Some things, I suspect, will never change. Horse still canter along Rotten Row; there remain a surprisingly large number of horses in central London. Where we lived in Barnsbury was close to the old metropolitan mounted police school. I only ever rode in central London once – courtesy of a friend who had access to the Civil Service Riding Club. Their stables were then in Buckingham Palace Mews and so, on a late December Sunday, I found myself riding a horse out of the back of Buck House turning left so we could make our way up Constitution Hill to Hyde Park Corner – making our way, in short, right across the front of the palace.
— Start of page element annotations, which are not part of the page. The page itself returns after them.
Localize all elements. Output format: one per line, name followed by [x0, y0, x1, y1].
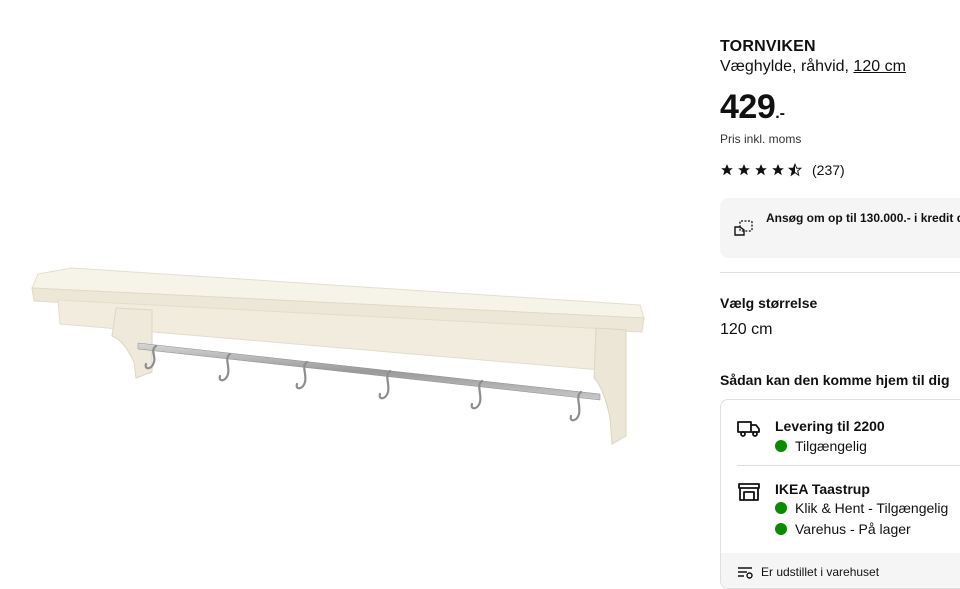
home-delivery-title: Levering til 2200	[775, 418, 885, 434]
product-type: Væghylde, råhvid,	[720, 58, 849, 75]
delivery-heading: Sådan kan den komme hjem til dig	[720, 372, 950, 388]
credit-text: Ansøg om op til 130.000.- i kredit dag	[766, 211, 960, 225]
click-collect-text: Klik & Hent - Tilgængelig	[795, 500, 949, 516]
stock-status: Varehus - På lager	[775, 521, 911, 537]
credit-icon	[734, 220, 753, 236]
wall-shelf-illustration	[31, 267, 645, 445]
product-description: Væghylde, råhvid, 120 cm	[720, 58, 906, 76]
price-note: Pris inkl. moms	[720, 132, 802, 146]
in-stock-dot-icon	[775, 523, 787, 535]
product-price: 429.-	[720, 88, 785, 127]
stock-text: Varehus - På lager	[795, 521, 911, 537]
available-dot-icon	[775, 440, 787, 452]
display-note[interactable]: Er udstillet i varehuset	[721, 553, 960, 588]
size-selector[interactable]: 120 cm	[720, 321, 772, 339]
product-info-panel: TORNVIKEN Væghylde, råhvid, 120 cm 429.-…	[720, 0, 960, 589]
product-name: TORNVIKEN	[720, 38, 816, 55]
half-star-icon	[788, 163, 802, 177]
display-icon	[738, 566, 753, 579]
truck-icon	[737, 421, 760, 437]
size-heading: Vælg størrelse	[720, 295, 818, 311]
home-delivery-status: Tilgængelig	[775, 438, 867, 454]
size-link[interactable]: 120 cm	[853, 58, 905, 75]
available-dot-icon	[775, 502, 787, 514]
store-icon	[738, 483, 760, 501]
divider	[720, 272, 960, 273]
rating-count: (237)	[812, 162, 845, 178]
availability-box: Levering til 2200 Tilgængelig IKEA Taast…	[720, 399, 960, 589]
click-collect-status: Klik & Hent - Tilgængelig	[775, 500, 948, 516]
display-note-text: Er udstillet i varehuset	[761, 564, 880, 579]
product-image[interactable]	[0, 0, 680, 589]
price-decimal: .-	[775, 105, 786, 122]
credit-offer-box[interactable]: Ansøg om op til 130.000.- i kredit dag	[720, 198, 960, 258]
star-icon	[755, 164, 767, 176]
home-delivery-status-text: Tilgængelig	[795, 438, 867, 454]
star-icon	[721, 164, 733, 176]
store-title: IKEA Taastrup	[775, 481, 870, 497]
divider	[737, 465, 960, 466]
rating-stars	[720, 163, 802, 177]
star-icon	[772, 164, 784, 176]
product-rating[interactable]: (237)	[720, 162, 845, 178]
product-page: TORNVIKEN Væghylde, råhvid, 120 cm 429.-…	[0, 0, 960, 589]
star-icon	[738, 164, 750, 176]
price-integer: 429	[720, 88, 776, 126]
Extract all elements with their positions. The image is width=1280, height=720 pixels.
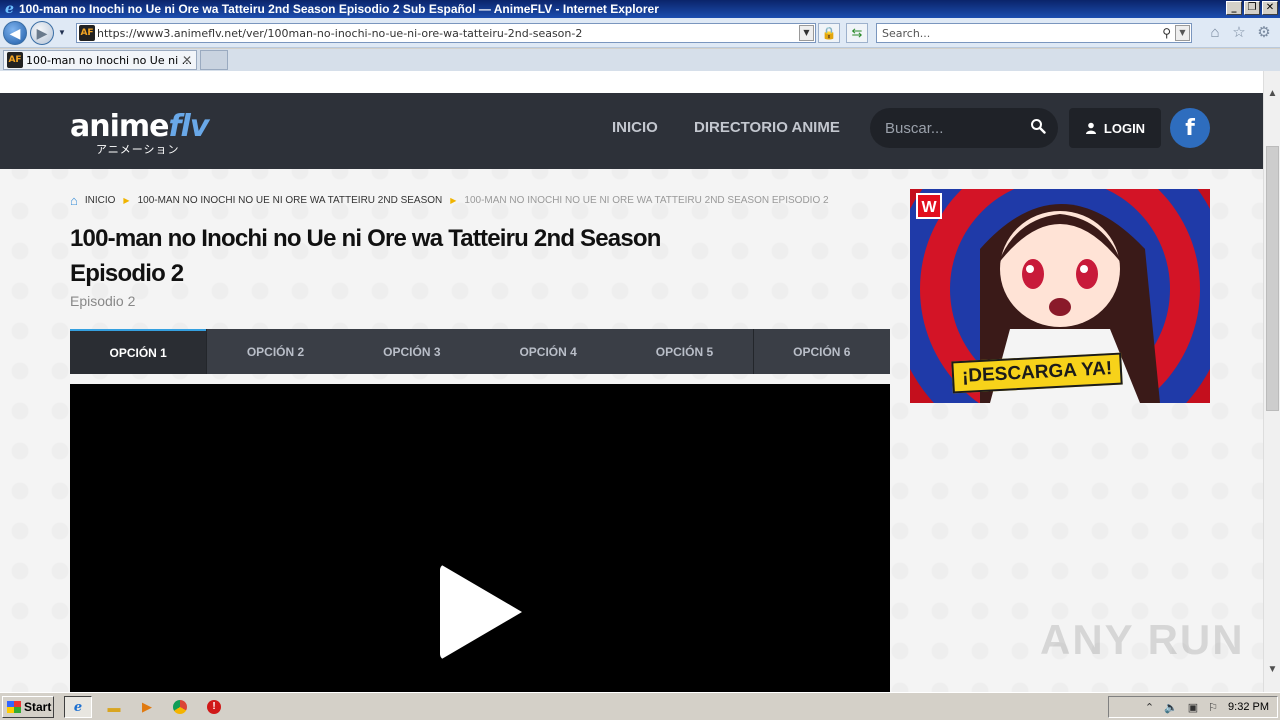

Tourists duly clicked their cameras at us.

Hyde Park Corner was a breeze to go around on a horse (there were five of us) because being on horseback gave us both a better view of the traffic, and the traffic a healthy respect for our mounts’ capacity to kick the living shit out of their shiny cars – and black cabs. Everyone gave us a very wide berth indeed.

London’s traffic has changed out of all recognition. I still drive in occasionally but all the old certainties (if I leave Knightsbridge now, I’ll be able to meet you at Kings Cross in 25 minutes) are gone, probably forever. My own cameo of that change also involves horses but in a roundabout way.

I used to teach at a college south of the river – near the Elephant and Castle. One year I had no lectures on a Thursday. My mother-in-law ran a stable in the Chilterns, and she had a ride going out on a Thursday but with no one to lead it. Without much thought, one day I said ‘I’ll take it out’. So, every Thursday at half past eight I would drive in my riding kit out from Barnsbury to the Chilterns, pick up the ‘housewives special’ at ten and ride for 90 minutes in the countryside. I’d then head back into town, arriving at the Eagle pub, tucked in behind the ugly sprawl of that part of south London, dead on time at one for lunch (teaching was scheduled for the afternoon; these were, indeed, civilised times).

I would not even dare contemplate committing myself to that, today. The stress of the driving would destroy any of the fun. And it was fun, not least the sense of mischief in setting my cap at the system. I would have to say that I don’t believe London is as much fun as it used to me – for anyone. There is a sense of everyone pushing themselves too hard: to work, to play, even to have fun; and it shows on their faces. Yet, I would be the first to agree that Tate Modern is fun and the Millennium Bridge – forever wobbly in my mind – is pure fun, as well as being stupendously purposeless.

Part of the fun I used to have in London was walking around it. I taught an American student once who told me she had walked back from King’s Cross to Kensington, as the night was so balmy, and she didn’t want to plunge into the fetid heat of the underground. She had felt perfectly safe all the way (I can date this exactly: it was 1985). I still find pleasure in walking from, say, Marylebone station to Victoria ( a few months ago), but once I walked from Islington to the Elephant – and back.

Today’s traffic spoils much of that – you have to pick the routes so much more carefully and – this is more difficult to define – in taking some of the back streets there is an edginess, just at times, as to whether, even in the daytime, it is safe.

Great cities rise and fall: there is no sense yet in London of falling, not even a tremor right now. But, perchance, a new terror attack of, say, anthrax scattered in the streets, and all could change. A 1940s government test of anthrax spores kept the Scottish island of Gruinard closed for 50 years. I caught myself, just the other day, while walking in town, pondering on that – and the vulnerability of cities.

Like those of its inhabitants, London’s is growing and the innocence of just a few years ago is, I fear, departing. I no longer flinch when I see armed police in the streets. It forces me to recall the time when I was living in Bloomsbury and we heard the distant but quite distinct boom of an IRA bomb (it had gone off four miles away in the West End). Those were the days of anxiously inspecting fellow travellers on the tube for any sign of the mark of terrorist Cain about them. Well, we’re back there alright so maybe, just maybe, other, better things will return.

I mourn however that, like the nightingales of Berkeley Square, the sailing dinghies of the Serpentine, are gone forever.